BACKGROUND
Motorcycle fatalities and the related fatality rates have been significantly increasing over the last 10 years based on total registrations as a proxy for volumes and usage/exposure. Motorcycle fatalities have become a serious safety issue for the National Highway Transportation Safety Administration (NHTSA) and the Federal Highway Administration (FHWA). According to FHWA data between 1996 and 2005, motorcyclist fatalities increased more than 110 percent and currently account for more than 10 percent of all motor vehicle traffic crash fatalities. The best measure of exposure risk for motor vehicle crashes is based on actual vehicle volumes and vehicle-miles traveled (VMT). Therefore it is critical that timely, complete, and accurate volume and VMT data are collected and reported. Furthermore, beginning in 2008, the reporting of motorcycle travel to the federal Highway Performance Monitoring System (HPMS) is now required for all states.

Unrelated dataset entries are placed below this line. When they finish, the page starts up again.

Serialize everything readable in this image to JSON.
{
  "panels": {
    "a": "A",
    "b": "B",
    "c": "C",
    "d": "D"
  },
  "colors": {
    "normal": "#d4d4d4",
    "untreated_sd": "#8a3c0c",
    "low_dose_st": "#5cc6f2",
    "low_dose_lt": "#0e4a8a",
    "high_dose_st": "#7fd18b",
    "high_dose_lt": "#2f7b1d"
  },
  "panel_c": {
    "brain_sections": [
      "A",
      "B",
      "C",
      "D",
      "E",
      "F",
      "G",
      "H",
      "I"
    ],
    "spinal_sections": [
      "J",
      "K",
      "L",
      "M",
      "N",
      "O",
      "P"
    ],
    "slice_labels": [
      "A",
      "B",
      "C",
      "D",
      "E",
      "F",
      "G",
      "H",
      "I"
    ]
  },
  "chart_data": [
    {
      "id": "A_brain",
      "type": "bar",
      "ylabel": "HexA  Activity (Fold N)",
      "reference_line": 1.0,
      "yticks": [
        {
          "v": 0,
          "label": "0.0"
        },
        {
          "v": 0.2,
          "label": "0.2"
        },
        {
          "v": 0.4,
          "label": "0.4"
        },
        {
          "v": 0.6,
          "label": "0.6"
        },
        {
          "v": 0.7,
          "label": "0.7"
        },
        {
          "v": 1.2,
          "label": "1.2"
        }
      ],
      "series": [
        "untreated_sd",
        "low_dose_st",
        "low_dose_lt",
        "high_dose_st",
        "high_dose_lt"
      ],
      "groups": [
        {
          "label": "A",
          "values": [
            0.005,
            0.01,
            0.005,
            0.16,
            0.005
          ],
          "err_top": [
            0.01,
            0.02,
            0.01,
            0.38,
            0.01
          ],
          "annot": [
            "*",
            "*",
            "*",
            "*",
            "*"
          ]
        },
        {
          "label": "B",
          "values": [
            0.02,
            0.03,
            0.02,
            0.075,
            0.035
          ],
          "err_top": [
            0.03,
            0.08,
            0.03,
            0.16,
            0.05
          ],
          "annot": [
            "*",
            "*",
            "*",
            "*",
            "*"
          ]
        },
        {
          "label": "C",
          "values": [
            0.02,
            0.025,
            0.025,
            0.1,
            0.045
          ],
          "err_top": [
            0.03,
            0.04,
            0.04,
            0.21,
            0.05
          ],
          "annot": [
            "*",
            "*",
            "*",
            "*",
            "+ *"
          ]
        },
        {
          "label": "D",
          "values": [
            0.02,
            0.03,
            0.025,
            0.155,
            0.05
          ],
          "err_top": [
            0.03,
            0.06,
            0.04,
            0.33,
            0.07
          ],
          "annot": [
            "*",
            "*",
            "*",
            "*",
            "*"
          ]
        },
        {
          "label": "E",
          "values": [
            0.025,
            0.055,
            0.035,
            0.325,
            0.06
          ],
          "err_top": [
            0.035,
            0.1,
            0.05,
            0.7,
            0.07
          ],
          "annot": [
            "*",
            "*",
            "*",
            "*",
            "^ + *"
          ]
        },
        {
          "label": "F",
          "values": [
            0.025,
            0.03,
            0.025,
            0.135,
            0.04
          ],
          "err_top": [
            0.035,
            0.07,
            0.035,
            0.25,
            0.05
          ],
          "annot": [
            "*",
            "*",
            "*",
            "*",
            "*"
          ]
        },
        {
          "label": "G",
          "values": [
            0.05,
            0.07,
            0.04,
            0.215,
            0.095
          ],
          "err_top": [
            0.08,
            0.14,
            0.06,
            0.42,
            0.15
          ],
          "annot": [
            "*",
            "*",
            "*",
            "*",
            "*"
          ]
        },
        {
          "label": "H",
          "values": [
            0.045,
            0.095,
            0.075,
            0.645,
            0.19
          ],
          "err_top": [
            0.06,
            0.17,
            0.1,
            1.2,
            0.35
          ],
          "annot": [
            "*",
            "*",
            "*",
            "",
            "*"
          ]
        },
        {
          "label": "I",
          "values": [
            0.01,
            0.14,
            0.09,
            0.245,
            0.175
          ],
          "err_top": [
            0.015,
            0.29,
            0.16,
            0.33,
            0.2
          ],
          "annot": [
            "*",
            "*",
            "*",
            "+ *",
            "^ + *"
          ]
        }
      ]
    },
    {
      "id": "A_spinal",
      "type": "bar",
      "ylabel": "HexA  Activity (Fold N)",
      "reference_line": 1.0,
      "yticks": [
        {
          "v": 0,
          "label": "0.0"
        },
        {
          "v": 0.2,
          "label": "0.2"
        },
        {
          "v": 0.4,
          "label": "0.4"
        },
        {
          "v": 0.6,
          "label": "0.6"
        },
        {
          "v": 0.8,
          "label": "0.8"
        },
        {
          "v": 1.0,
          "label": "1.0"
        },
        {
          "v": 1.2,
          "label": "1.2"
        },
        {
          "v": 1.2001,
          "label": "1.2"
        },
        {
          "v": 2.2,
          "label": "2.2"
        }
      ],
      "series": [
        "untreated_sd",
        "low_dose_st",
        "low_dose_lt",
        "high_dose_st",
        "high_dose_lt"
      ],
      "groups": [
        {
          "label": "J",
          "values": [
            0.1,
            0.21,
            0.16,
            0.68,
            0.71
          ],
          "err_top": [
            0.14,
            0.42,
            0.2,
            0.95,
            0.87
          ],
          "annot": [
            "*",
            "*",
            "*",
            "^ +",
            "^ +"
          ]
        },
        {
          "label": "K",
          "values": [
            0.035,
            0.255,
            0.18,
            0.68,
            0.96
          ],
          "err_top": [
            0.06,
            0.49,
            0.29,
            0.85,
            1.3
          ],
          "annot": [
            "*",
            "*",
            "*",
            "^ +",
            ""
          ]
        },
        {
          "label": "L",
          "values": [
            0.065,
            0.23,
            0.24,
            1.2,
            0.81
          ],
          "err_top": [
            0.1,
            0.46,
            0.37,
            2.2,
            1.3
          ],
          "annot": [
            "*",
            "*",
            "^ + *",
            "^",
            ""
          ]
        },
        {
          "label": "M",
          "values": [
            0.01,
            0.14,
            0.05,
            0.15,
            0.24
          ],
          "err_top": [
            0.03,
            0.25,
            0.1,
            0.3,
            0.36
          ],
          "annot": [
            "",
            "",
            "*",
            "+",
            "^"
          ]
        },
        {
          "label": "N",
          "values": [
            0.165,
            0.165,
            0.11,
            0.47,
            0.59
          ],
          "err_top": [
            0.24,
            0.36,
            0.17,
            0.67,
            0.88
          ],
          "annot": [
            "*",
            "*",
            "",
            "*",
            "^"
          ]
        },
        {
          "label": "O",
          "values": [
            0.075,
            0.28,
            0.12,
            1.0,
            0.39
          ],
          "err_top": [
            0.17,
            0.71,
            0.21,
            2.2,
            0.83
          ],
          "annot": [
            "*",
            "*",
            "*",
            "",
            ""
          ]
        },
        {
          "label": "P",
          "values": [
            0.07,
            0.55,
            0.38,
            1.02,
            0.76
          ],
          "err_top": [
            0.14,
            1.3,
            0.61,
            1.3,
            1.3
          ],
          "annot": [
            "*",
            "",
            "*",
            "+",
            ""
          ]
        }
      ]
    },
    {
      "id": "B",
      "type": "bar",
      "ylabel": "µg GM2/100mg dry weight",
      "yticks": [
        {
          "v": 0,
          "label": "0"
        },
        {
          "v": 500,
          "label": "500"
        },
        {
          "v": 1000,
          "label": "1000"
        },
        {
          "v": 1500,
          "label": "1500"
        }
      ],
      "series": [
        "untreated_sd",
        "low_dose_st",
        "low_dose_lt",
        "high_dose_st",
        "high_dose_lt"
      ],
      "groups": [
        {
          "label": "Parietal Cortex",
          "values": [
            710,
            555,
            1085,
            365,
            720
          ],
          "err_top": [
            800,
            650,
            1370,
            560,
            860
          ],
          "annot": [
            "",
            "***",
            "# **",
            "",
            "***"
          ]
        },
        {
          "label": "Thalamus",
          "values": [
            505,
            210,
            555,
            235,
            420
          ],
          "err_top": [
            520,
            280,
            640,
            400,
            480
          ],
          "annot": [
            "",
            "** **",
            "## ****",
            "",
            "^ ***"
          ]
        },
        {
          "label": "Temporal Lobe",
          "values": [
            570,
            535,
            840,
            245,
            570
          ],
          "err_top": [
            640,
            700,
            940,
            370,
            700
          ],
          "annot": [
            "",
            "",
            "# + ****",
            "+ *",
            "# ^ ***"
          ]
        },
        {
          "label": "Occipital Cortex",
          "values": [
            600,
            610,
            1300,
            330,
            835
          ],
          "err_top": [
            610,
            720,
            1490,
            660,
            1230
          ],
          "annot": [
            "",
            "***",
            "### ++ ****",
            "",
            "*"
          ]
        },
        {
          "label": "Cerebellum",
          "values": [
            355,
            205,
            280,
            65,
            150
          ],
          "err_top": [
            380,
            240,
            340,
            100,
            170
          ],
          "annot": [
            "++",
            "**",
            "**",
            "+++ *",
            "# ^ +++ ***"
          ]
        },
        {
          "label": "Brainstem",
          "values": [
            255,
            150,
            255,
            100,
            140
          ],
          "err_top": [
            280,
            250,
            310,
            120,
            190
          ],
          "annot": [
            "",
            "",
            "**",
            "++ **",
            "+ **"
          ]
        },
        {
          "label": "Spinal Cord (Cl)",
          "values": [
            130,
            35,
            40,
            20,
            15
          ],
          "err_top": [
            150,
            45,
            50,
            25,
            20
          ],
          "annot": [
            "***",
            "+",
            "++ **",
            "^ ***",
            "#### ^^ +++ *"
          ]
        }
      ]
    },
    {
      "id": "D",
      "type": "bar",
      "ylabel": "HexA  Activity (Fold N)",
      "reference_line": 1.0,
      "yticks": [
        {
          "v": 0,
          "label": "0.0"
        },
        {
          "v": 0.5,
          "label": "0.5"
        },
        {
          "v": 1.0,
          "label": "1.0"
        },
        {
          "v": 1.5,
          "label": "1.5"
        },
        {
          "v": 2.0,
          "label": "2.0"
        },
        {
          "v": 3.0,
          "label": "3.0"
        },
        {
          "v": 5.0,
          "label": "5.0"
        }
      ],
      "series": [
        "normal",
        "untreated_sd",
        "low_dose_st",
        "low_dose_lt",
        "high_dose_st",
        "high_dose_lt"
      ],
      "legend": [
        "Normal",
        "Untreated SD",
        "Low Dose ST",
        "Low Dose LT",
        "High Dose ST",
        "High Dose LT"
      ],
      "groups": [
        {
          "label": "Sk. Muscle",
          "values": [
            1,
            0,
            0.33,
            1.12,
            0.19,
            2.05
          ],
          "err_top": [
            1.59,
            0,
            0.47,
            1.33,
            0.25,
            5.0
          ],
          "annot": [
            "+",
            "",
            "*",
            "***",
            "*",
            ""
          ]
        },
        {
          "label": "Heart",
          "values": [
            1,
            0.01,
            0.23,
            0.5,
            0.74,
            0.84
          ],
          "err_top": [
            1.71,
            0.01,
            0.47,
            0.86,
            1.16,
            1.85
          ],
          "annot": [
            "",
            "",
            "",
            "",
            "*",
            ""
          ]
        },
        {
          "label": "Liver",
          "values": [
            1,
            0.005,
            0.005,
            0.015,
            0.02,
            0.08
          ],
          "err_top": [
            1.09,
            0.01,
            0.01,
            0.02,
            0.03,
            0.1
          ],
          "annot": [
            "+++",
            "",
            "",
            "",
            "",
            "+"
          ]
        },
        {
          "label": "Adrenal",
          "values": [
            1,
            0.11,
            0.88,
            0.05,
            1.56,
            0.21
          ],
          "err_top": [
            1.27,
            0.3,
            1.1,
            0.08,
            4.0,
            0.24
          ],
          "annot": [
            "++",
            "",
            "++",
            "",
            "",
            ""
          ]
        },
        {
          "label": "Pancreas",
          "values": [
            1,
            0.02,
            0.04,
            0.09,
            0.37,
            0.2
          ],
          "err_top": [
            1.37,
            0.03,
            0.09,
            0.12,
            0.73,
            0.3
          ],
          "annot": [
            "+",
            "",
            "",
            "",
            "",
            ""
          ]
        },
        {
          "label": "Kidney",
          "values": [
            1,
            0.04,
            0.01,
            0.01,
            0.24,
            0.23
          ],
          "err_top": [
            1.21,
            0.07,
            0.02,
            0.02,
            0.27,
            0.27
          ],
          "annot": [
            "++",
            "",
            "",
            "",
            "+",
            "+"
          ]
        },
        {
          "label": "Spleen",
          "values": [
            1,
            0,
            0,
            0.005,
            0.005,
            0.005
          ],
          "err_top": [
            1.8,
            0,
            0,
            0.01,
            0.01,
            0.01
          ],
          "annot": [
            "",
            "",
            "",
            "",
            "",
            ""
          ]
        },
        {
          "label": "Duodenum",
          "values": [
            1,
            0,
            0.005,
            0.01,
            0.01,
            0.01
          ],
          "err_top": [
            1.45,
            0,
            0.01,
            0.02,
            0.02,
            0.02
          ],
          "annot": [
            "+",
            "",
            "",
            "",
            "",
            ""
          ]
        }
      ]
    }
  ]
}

To date, research has indicated that there are significant problems with methodologies currently used to detect motorcycles. Most current detection systems primarily focus on the collection and classification of trucks and automobiles. These systems frequently misclassify motorcycles or miss them altogether, making the data unacceptable for mandated reporting purposes. There is a need for improved methods that could be used by transportation agencies at all levels to assist them in determining the policies and decisions necessary to improve safety and mobility.
OBJECTIVE
The objective of this research is to identify, analyze, and recommend the most effective and efficient detection methodologies to obtain more accurate motorcycle volume and VMT-related data.